Even though there are known benefits of chicory root, it may not be for everyone. The Food and Drug Administration (FDA) keeps a list of things that are “Generally Regarded as Safe” (GRAS). This means that chicory root is safe to eat.

This is a reference to the chicory that is used in processed foods, which is how most of us may eat it.

But people should be careful if they want to take chicory in higher doses for medical purposes. Possible side effects of a high-fiber diet, which happen often, include:

  • abdominal pain
  • flatulence
  • bloating
  • belching

There isn’t much research on using chicory while pregnant or breastfeeding right now, so it’s best to be careful and talk to your health care team before using chicory root in these situations.

Should you eat chicory root, or are there better things you could do?
Inulin is a fibrous part of chicory that can be eaten in many different ways. It has many of the benefits listed above.

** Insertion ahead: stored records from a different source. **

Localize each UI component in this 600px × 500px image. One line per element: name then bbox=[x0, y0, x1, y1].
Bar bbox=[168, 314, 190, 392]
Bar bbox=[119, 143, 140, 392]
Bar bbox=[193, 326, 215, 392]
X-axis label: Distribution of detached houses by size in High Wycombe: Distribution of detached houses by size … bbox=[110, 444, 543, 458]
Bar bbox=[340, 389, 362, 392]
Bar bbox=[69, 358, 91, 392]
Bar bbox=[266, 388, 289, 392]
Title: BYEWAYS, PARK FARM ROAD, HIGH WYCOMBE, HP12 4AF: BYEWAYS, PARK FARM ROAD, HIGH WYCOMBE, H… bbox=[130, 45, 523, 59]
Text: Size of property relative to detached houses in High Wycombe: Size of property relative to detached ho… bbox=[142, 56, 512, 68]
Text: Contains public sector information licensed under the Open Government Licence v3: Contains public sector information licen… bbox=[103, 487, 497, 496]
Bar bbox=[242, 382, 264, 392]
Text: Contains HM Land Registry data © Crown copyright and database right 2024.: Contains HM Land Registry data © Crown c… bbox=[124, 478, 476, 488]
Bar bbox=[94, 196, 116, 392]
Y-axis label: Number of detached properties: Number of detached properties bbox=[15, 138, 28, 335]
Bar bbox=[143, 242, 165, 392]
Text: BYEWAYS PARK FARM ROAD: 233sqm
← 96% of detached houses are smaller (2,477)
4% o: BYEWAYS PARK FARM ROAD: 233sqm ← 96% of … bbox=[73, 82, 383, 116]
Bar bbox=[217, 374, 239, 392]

Even though onion, garlic, and leeks all have inulin in them, the amount of inulin in something like a breakfast bar is probably higher.

We need all kinds of fibre in our diet, and chicory is a good way to get enough of it. But if side effects like those above start to happen, you should cut back on how much chicory root you eat.

Takeaway

Chicory root is often added to processed foods and drinks as a source of fibre. Based on the research we have right now, it is probably safe for the general public to eat.

As a dietitian, I always tell people to get most of their food and fibre from whole, natural foods and not too much from processed foods.

But if a person is having trouble getting enough fibre and a processed food with chicory root can help them meet their fibre needs, it makes sense to include these products along with other high-quality foods.